Opinion
Opinion Filed July 30, 1965
Habeas Corpus.
1. Habeas corpus is not the proper procedure for correcting a sentencing error where the conviction itself is not challenged.
Petition for writ of habeas corpus on ground that trial court had erroneously set identical minimum and maximum terms. Dismissed. Respondent remanded in custody of sheriff for imposition of minimum sentence.
Chester Ketcham, Deputy Attorney General, for the State.
William Z. Parent pro se.
June Term, 1965
Present: Holden, C. J., Shangraw, Barney, Smith and Keyser, JJ.
The petition for habeas corpus in this case alleges that the commitment is invalid because the petitioner was improperly sentenced. He claims, and the State concedes, that the court ordering his confinement set a maximum term but, contrary to the provisions of 13 V.S.A. § 7031, set no minimum term. In fact, the trial court set an identical maximum and minimum term, which is acknowledged to be contrary to the spirit and intent of the statute, and is error.
This error does not require the discharge of the petitioner.
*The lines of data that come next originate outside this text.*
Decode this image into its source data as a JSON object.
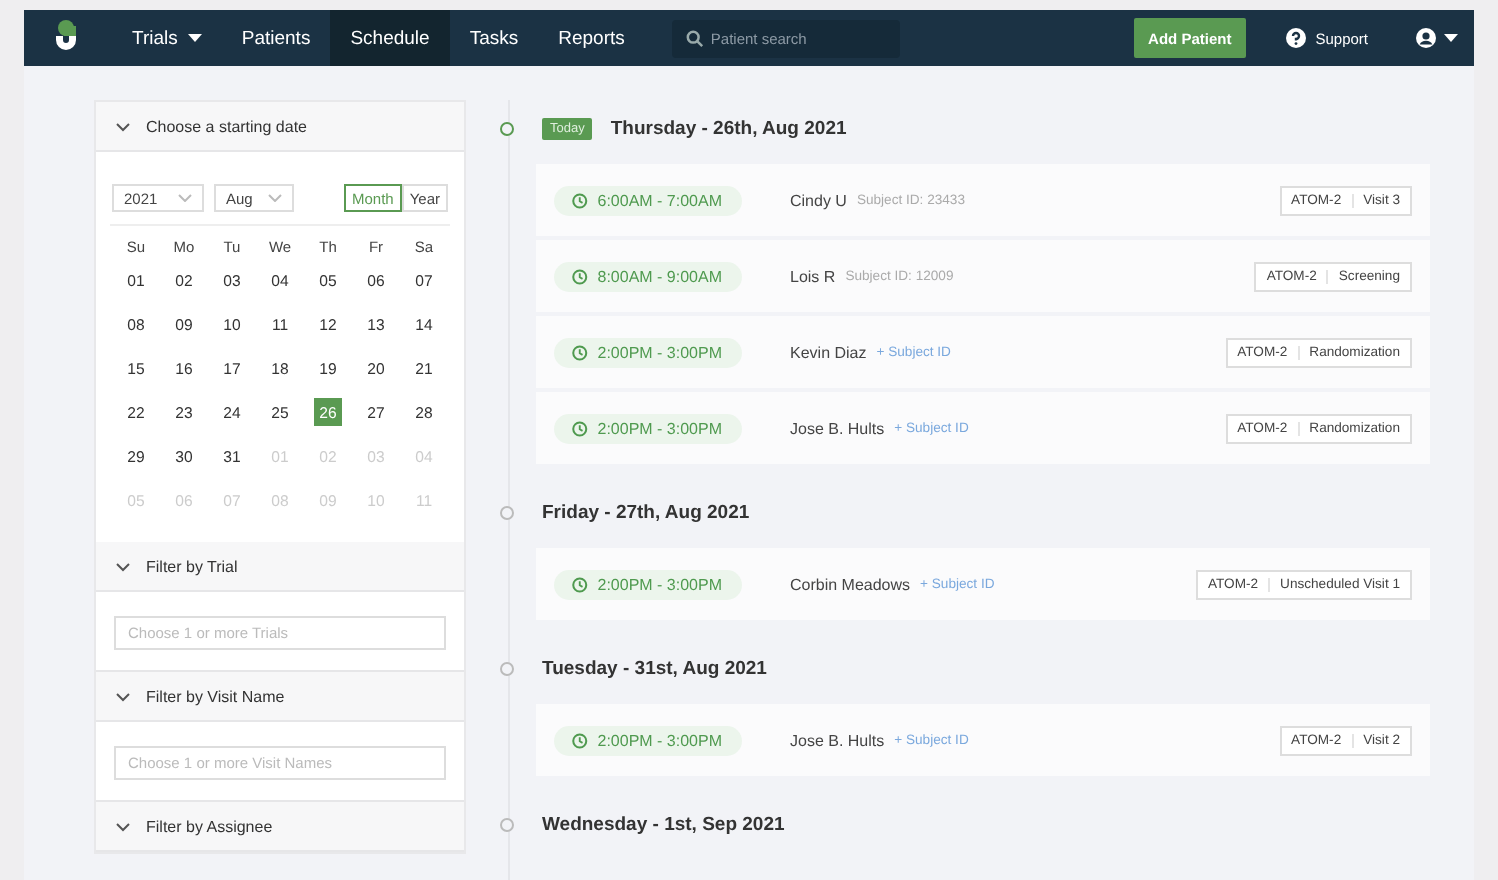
{
  "nav": {
    "items": [
      {
        "label": "Trials",
        "kind": "menu",
        "selected": false
      },
      {
        "label": "Patients",
        "kind": "link",
        "selected": false
      },
      {
        "label": "Schedule",
        "kind": "link",
        "selected": true
      },
      {
        "label": "Tasks",
        "kind": "link",
        "selected": false
      },
      {
        "label": "Reports",
        "kind": "link",
        "selected": false
      }
    ],
    "search": {
      "placeholder": "Patient search"
    },
    "add_button": "Add Patient",
    "support": "Support"
  },
  "sidebar": {
    "date_section": {
      "title": "Choose a starting date",
      "expanded": true,
      "year": "2021",
      "month": "Aug",
      "modes": [
        {
          "label": "Month",
          "selected": true
        },
        {
          "label": "Year",
          "selected": false
        }
      ],
      "weekdays": [
        "Su",
        "Mo",
        "Tu",
        "We",
        "Th",
        "Fr",
        "Sa"
      ],
      "weeks": [
        [
          {
            "d": "01",
            "muted": false,
            "selected": false
          },
          {
            "d": "02",
            "muted": false,
            "selected": false
          },
          {
            "d": "03",
            "muted": false,
            "selected": false
          },
          {
            "d": "04",
            "muted": false,
            "selected": false
          },
          {
            "d": "05",
            "muted": false,
            "selected": false
          },
          {
            "d": "06",
            "muted": false,
            "selected": false
          },
          {
            "d": "07",
            "muted": false,
            "selected": false
          }
        ],
        [
          {
            "d": "08",
            "muted": false,
            "selected": false
          },
          {
            "d": "09",
            "muted": false,
            "selected": false
          },
          {
            "d": "10",
            "muted": false,
            "selected": false
          },
          {
            "d": "11",
            "muted": false,
            "selected": false
          },
          {
            "d": "12",
            "muted": false,
            "selected": false
          },
          {
            "d": "13",
            "muted": false,
            "selected": false
          },
          {
            "d": "14",
            "muted": false,
            "selected": false
          }
        ],
        [
          {
            "d": "15",
            "muted": false,
            "selected": false
          },
          {
            "d": "16",
            "muted": false,
            "selected": false
          },
          {
            "d": "17",
            "muted": false,
            "selected": false
          },
          {
            "d": "18",
            "muted": false,
            "selected": false
          },
          {
            "d": "19",
            "muted": false,
            "selected": false
          },
          {
            "d": "20",
            "muted": false,
            "selected": false
          },
          {
            "d": "21",
            "muted": false,
            "selected": false
          }
        ],
        [
          {
            "d": "22",
            "muted": false,
            "selected": false
          },
          {
            "d": "23",
            "muted": false,
            "selected": false
          },
          {
            "d": "24",
            "muted": false,
            "selected": false
          },
          {
            "d": "25",
            "muted": false,
            "selected": false
          },
          {
            "d": "26",
            "muted": false,
            "selected": true
          },
          {
            "d": "27",
            "muted": false,
            "selected": false
          },
          {
            "d": "28",
            "muted": false,
            "selected": false
          }
        ],
        [
          {
            "d": "29",
            "muted": false,
            "selected": false
          },
          {
            "d": "30",
            "muted": false,
            "selected": false
          },
          {
            "d": "31",
            "muted": false,
            "selected": false
          },
          {
            "d": "01",
            "muted": true,
            "selected": false
          },
          {
            "d": "02",
            "muted": true,
            "selected": false
          },
          {
            "d": "03",
            "muted": true,
            "selected": false
          },
          {
            "d": "04",
            "muted": true,
            "selected": false
          }
        ],
        [
          {
            "d": "05",
            "muted": true,
            "selected": false
          },
          {
            "d": "06",
            "muted": true,
            "selected": false
          },
          {
            "d": "07",
            "muted": true,
            "selected": false
          },
          {
            "d": "08",
            "muted": true,
            "selected": false
          },
          {
            "d": "09",
            "muted": true,
            "selected": false
          },
          {
            "d": "10",
            "muted": true,
            "selected": false
          },
          {
            "d": "11",
            "muted": true,
            "selected": false
          }
        ]
      ]
    },
    "filters": [
      {
        "title": "Filter by Trial",
        "placeholder": "Choose 1 or more Trials"
      },
      {
        "title": "Filter by Visit Name",
        "placeholder": "Choose 1 or more Visit Names"
      },
      {
        "title": "Filter by Assignee"
      }
    ]
  },
  "days": [
    {
      "title": "Thursday - 26th, Aug 2021",
      "badge": "Today",
      "visits": [
        {
          "time": "6:00AM - 7:00AM",
          "name": "Cindy U",
          "subject": "Subject ID: 23433",
          "kind": "id",
          "trial": "ATOM-2",
          "visit": "Visit 3"
        },
        {
          "time": "8:00AM - 9:00AM",
          "name": "Lois R",
          "subject": "Subject ID: 12009",
          "kind": "id",
          "trial": "ATOM-2",
          "visit": "Screening"
        },
        {
          "time": "2:00PM - 3:00PM",
          "name": "Kevin Diaz",
          "subject": "+ Subject ID",
          "kind": "link",
          "trial": "ATOM-2",
          "visit": "Randomization"
        },
        {
          "time": "2:00PM - 3:00PM",
          "name": "Jose B. Hults",
          "subject": "+ Subject ID",
          "kind": "link",
          "trial": "ATOM-2",
          "visit": "Randomization"
        }
      ]
    },
    {
      "title": "Friday - 27th, Aug 2021",
      "visits": [
        {
          "time": "2:00PM - 3:00PM",
          "name": "Corbin Meadows",
          "subject": "+ Subject ID",
          "kind": "link",
          "trial": "ATOM-2",
          "visit": "Unscheduled Visit 1"
        }
      ]
    },
    {
      "title": "Tuesday - 31st, Aug 2021",
      "visits": [
        {
          "time": "2:00PM - 3:00PM",
          "name": "Jose B. Hults",
          "subject": "+ Subject ID",
          "kind": "link",
          "trial": "ATOM-2",
          "visit": "Visit 2"
        }
      ]
    },
    {
      "title": "Wednesday - 1st, Sep 2021"
    }
  ]
}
The propriety of the conviction is not challenged. The error is in the sentence, and it may be corrected by remanding the petitioner to the custody of the sentencing court for imposition of a minimum term. In re Harris, 68 Vt. 243, 245, 35 A. 55. In that proceeding he is entitled to full credit for time already served, as against both maximum and minimum terms.
Petition dismissed. The petitioner is released from imprisonment in the State's Prison and remanded to the custody of the sheriff of Windham County, who is authorized to detain him for imposition of a minimum sentence by the Brattleboro Municipal Court.